Le monde des produits financiers dérivés est aussi astronomiquement vaste qu’en ses jours de gloire avant la crise financière. Plusieurs changements oeuvrent à en stabiliser les immenses échafaudages. Mais certains indices laissent croire que le secteur pourrait encore une fois être ébranlé par de puissantes secousses, dont le point d’origine se trouve en Europe.
Selon le plus récent rapport de la Banque des règlements internationaux, la valeur notionnelle totale des dérivés, en juin 2011, s’élevait à 708 billions $US (trillion en anglais, ou 708 mille milliards, soit environ 12 fois le PIB mondial). Suite à une hausse de 18% en six mois, on se retrouve avec un nouveau sommet historique qui dépasse celui de 683 billions atteint au seuil de la crise financière en juin 2008.
La plus grande catégorie dans cette masse de dettes est celle des contrats sur taux d’intérêt (swaps, contrat à terme, options), qui accapare 554 billions $US, soit 78% du total. Suivent après cela les contrats sur taux de change (swaps et contrats à terme) avec un total de 65 billions $US. Puis viennent les swaps sur défaillance (les fameux CDS, ou credit default swaps) à hauteur de 32 billions $US. Une dernière catégorie dite « non-assignée » (parce qu’elle tient aux transactions d’institutions qui ne font pas rapport) s’élève à 47 billions $US, où tous les types de dérivés sont mêlés sans ventilation aucune.
Pour tous ces dérivés, on parle d’un niveau d’exposition brut de 3 billions $US (3 mille milliards $US, deux fois le PIB du Canada), soit à peine 0,04% du total. Notons que juste avant la crise, on calculait ce niveau d’exposition à 3,2 billions $US.
Chiffres américains
Du côté des États-Unis, les chiffres du Comptroller of the Currency fournissent des détails dont on ne dispose pas pour l’Europe. Ainsi, on découvre que le total notionnel de 248 billions $US en dérivés financiers en septembre 2011 a augmenté chez l’Oncle Sam de 36% depuis juin 2008. Quatre banques accaparent 94% de ce montant, soit JP Morgan Chase (78 Billion $US), Citibank (56 B), Bank of America (53 B) et Goldman Sachs (48 B).
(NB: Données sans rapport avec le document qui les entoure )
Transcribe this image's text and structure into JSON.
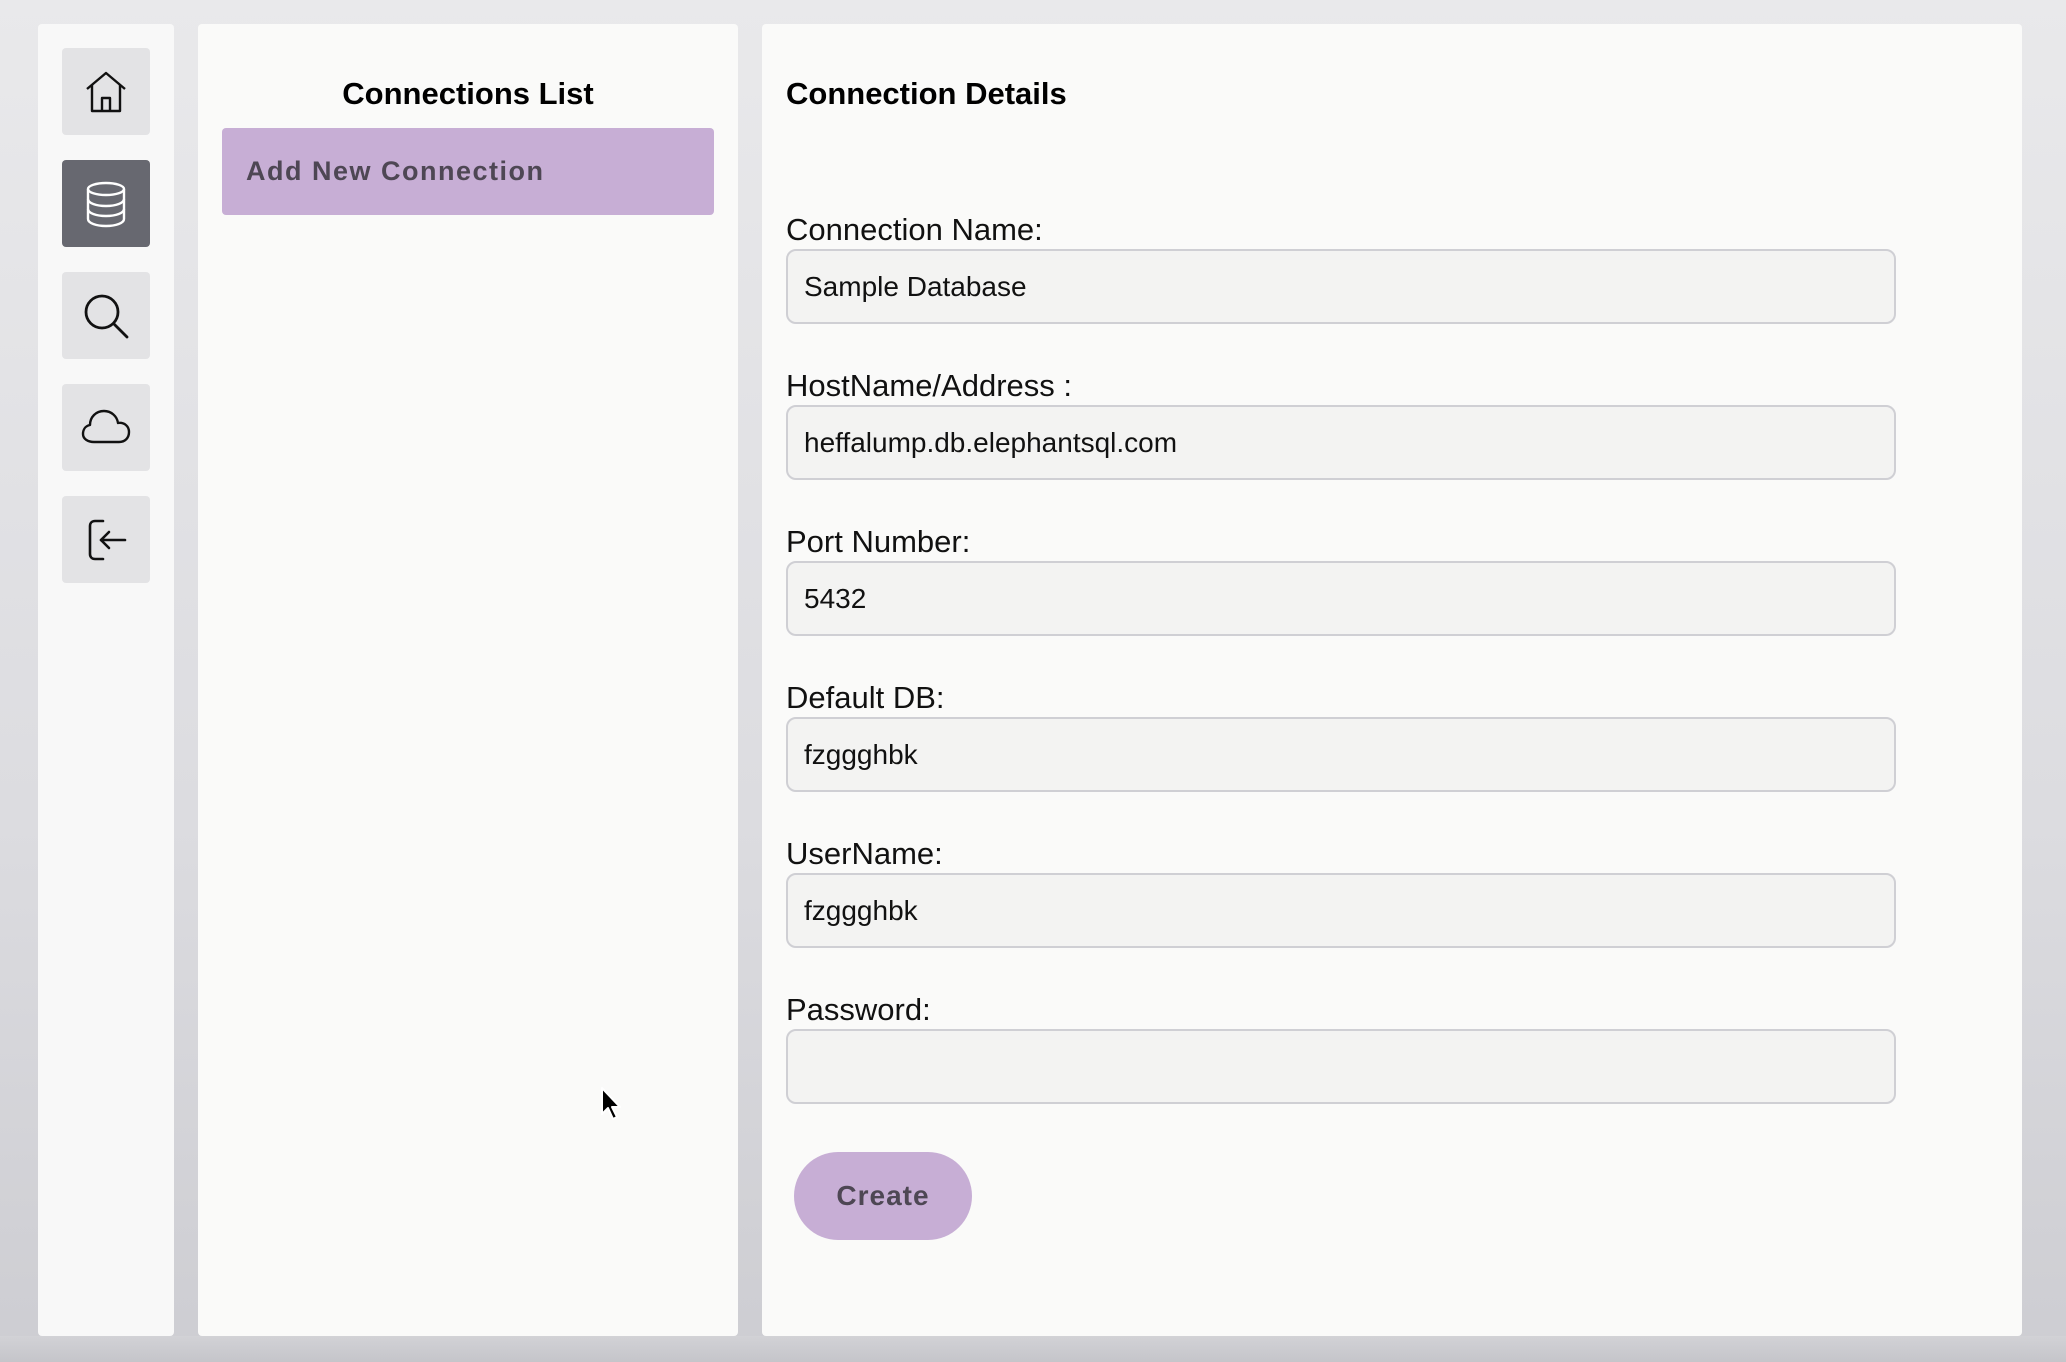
{
  "sidebar": {
    "items": [
      {
        "name": "home",
        "icon": "home-icon",
        "active": false
      },
      {
        "name": "database",
        "icon": "database-icon",
        "active": true
      },
      {
        "name": "search",
        "icon": "search-icon",
        "active": false
      },
      {
        "name": "cloud",
        "icon": "cloud-icon",
        "active": false
      },
      {
        "name": "logout",
        "icon": "logout-icon",
        "active": false
      }
    ]
  },
  "connections_list": {
    "title": "Connections List",
    "add_button_label": "Add New Connection"
  },
  "connection_details": {
    "title": "Connection Details",
    "fields": {
      "connection_name": {
        "label": "Connection Name:",
        "value": "Sample Database"
      },
      "hostname": {
        "label": "HostName/Address :",
        "value": "heffalump.db.elephantsql.com"
      },
      "port": {
        "label": "Port Number:",
        "value": "5432"
      },
      "default_db": {
        "label": "Default DB:",
        "value": "fzggghbk"
      },
      "username": {
        "label": "UserName:",
        "value": "fzggghbk"
      },
      "password": {
        "label": "Password:",
        "value": ""
      }
    },
    "create_button_label": "Create"
  },
  "colors": {
    "accent": "#c7aed5",
    "accent_text": "#4e4754",
    "active_nav": "#676870"
  }
}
Bien qu’ils ne retiennent que 35% des dérivés financiers de la planète, les États-Unis ont la part du lion des swaps sur défaillance, soit 15,5 billions $US, ou 48% du total mondial, encore une fois concentrés dans les mêmes quatre banques.
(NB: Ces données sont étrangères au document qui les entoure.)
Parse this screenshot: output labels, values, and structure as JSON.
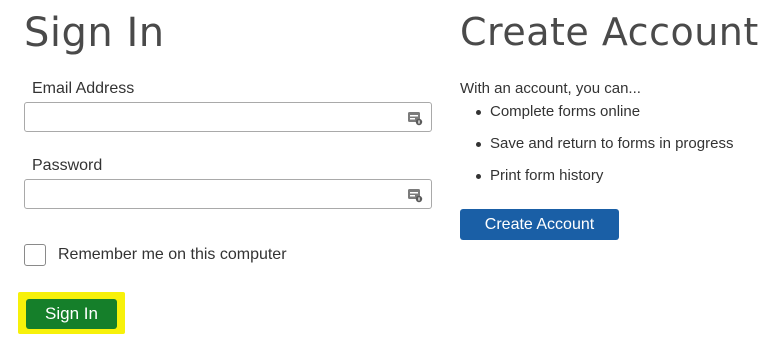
{
  "signin": {
    "title": "Sign In",
    "email_label": "Email Address",
    "email_value": "",
    "password_label": "Password",
    "password_value": "",
    "remember_label": "Remember me on this computer",
    "remember_checked": false,
    "submit_label": "Sign In",
    "field_icon": "password-manager-icon"
  },
  "create_account": {
    "title": "Create Account",
    "intro": "With an account, you can...",
    "benefits": [
      "Complete forms online",
      "Save and return to forms in progress",
      "Print form history"
    ],
    "button_label": "Create Account"
  },
  "colors": {
    "signin_button": "#157f2a",
    "signin_highlight": "#f7f10a",
    "create_button": "#1a5fa6"
  }
}
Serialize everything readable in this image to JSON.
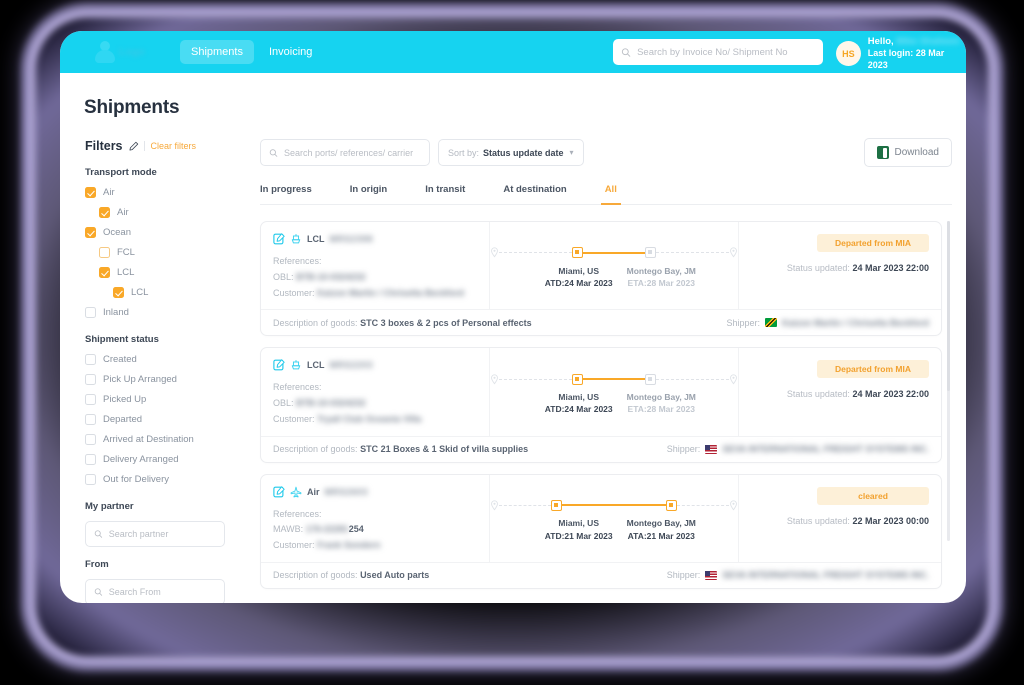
{
  "topnav": {
    "brand": "Logo",
    "tabs": [
      {
        "label": "Shipments",
        "active": true
      },
      {
        "label": "Invoicing",
        "active": false
      }
    ],
    "search_placeholder": "Search by Invoice No/ Shipment No",
    "user": {
      "initials": "HS",
      "greeting": "Hello,",
      "name": "Mike Shaheen",
      "last_login": "Last login: 28 Mar 2023"
    }
  },
  "page": {
    "title": "Shipments"
  },
  "sidebar": {
    "filters_title": "Filters",
    "clear_filters": "Clear filters",
    "sections": [
      {
        "title": "Transport mode",
        "options": [
          {
            "label": "Air",
            "checked": true,
            "indent": 0
          },
          {
            "label": "Air",
            "checked": true,
            "indent": 1
          },
          {
            "label": "Ocean",
            "checked": true,
            "indent": 0
          },
          {
            "label": "FCL",
            "checked": false,
            "indent": 1,
            "outline": true
          },
          {
            "label": "LCL",
            "checked": true,
            "indent": 1
          },
          {
            "label": "LCL",
            "checked": true,
            "indent": 2
          },
          {
            "label": "Inland",
            "checked": false,
            "indent": 0
          }
        ]
      },
      {
        "title": "Shipment status",
        "options": [
          {
            "label": "Created",
            "checked": false,
            "indent": 0
          },
          {
            "label": "Pick Up Arranged",
            "checked": false,
            "indent": 0
          },
          {
            "label": "Picked Up",
            "checked": false,
            "indent": 0
          },
          {
            "label": "Departed",
            "checked": false,
            "indent": 0
          },
          {
            "label": "Arrived at Destination",
            "checked": false,
            "indent": 0
          },
          {
            "label": "Delivery Arranged",
            "checked": false,
            "indent": 0
          },
          {
            "label": "Out for Delivery",
            "checked": false,
            "indent": 0
          }
        ]
      }
    ],
    "partner": {
      "title": "My partner",
      "placeholder": "Search partner",
      "value": ""
    },
    "from": {
      "title": "From",
      "placeholder": "Search From",
      "value": ""
    }
  },
  "toolbar": {
    "search_placeholder": "Search ports/ references/ carrier",
    "search_value": "",
    "sort_label": "Sort by:",
    "sort_value": "Status update date",
    "download_label": "Download"
  },
  "tabs": [
    {
      "label": "In progress",
      "active": false
    },
    {
      "label": "In origin",
      "active": false
    },
    {
      "label": "In transit",
      "active": false
    },
    {
      "label": "At destination",
      "active": false
    },
    {
      "label": "All",
      "active": true
    }
  ],
  "labels": {
    "references": "References:",
    "customer": "Customer:",
    "description": "Description of goods:",
    "shipper": "Shipper:",
    "status_updated": "Status updated:"
  },
  "colors": {
    "brand_cyan": "#16d3f0",
    "accent_orange": "#f9a828",
    "badge_bg": "#fdf0d8",
    "text_dark": "#27313f",
    "text_muted": "#b2b8c0"
  },
  "shipments": [
    {
      "mode": "LCL",
      "mode_icon": "ship-icon",
      "shipment_no": "MRS2398",
      "ref_label": "OBL:",
      "ref_value": "BTB-10-0324232",
      "ref_suffix": "",
      "customer": "Kaizon Martin / Chrisetta Beckford",
      "origin": {
        "city": "Miami, US",
        "date": "ATD:24 Mar 2023",
        "reached": true
      },
      "destination": {
        "city": "Montego Bay, JM",
        "date": "ETA:28 Mar 2023",
        "reached": false
      },
      "status_badge": "Departed from MIA",
      "status_updated": "24 Mar 2023 22:00",
      "description": "STC 3 boxes & 2 pcs of Personal effects",
      "shipper_flag": "jm",
      "shipper_name": "Kaizon Martin / Chrisetta Beckford"
    },
    {
      "mode": "LCL",
      "mode_icon": "ship-icon",
      "shipment_no": "MRS2203",
      "ref_label": "OBL:",
      "ref_value": "BTB-10-0324232",
      "ref_suffix": "",
      "customer": "Tryall Club Oceania Villa",
      "origin": {
        "city": "Miami, US",
        "date": "ATD:24 Mar 2023",
        "reached": true
      },
      "destination": {
        "city": "Montego Bay, JM",
        "date": "ETA:28 Mar 2023",
        "reached": false
      },
      "status_badge": "Departed from MIA",
      "status_updated": "24 Mar 2023 22:00",
      "description": "STC 21 Boxes & 1 Skid of villa supplies",
      "shipper_flag": "us",
      "shipper_name": "SEVA INTERNATIONAL FREIGHT SYSTEMS INC."
    },
    {
      "mode": "Air",
      "mode_icon": "plane-icon",
      "shipment_no": "MRS2603",
      "ref_label": "MAWB:",
      "ref_value": "176-22281",
      "ref_suffix": "254",
      "customer": "Frank Sondern",
      "origin": {
        "city": "Miami, US",
        "date": "ATD:21 Mar 2023",
        "reached": true
      },
      "destination": {
        "city": "Montego Bay, JM",
        "date": "ATA:21 Mar 2023",
        "reached": true
      },
      "status_badge": "cleared",
      "status_updated": "22 Mar 2023 00:00",
      "description": "Used Auto parts",
      "shipper_flag": "us",
      "shipper_name": "SEVA INTERNATIONAL FREIGHT SYSTEMS INC."
    }
  ]
}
Si plusieurs des grands chiffres agrégés ont peu bougé depuis la crise financière, certains aspects ont changé sensiblement. Par exemple, en 2008, la BRI faisait état de 82 billions $US dans la grande catégorie des dérivés de crédit, où on trouvait notamment tous ces produits délétères comme les CDO, PCAA et autres MBS de ce monde qui ont agi comme de puissants amplificateurs de la crise immobilière. Les CDS y occupaient une part substantielle de 58 B $US. Le BRI ne rapporte plus que les transactions de CDS, dont la valeur notionnelle, on l’a vu, a chuté depuis de près de 50% à 32 B $US. Étonnamment, aux États-Unis, le niveau des CDS n’a pratiquement pas bougé depuis la crise, oscillant toujours autour de 16 B $US.
Changements et obstacles
Une grande différence depuis la crise tient au fait qu’une part croissante des dérivés financiers se transige maintenant via des chambres de compensation. Selon l’International Swaps and Derivatives Association, à Washington, le London Clearing House compense maintenant plus de 300 B $US en swaps sur taux d’intérêt. L’Intercontinental Exchange (ICE), pour sa part, compense 5 B $US de CDS. Toutefois, ces chambres de compensation ne sont pas des parquets publics, mais des organisations privées qui appartiennent aux grandes banques qui y transigent. Cela rend leurs transactions opaques aux yeux du public, mais sont accessibles aux divers organismes de réglementation.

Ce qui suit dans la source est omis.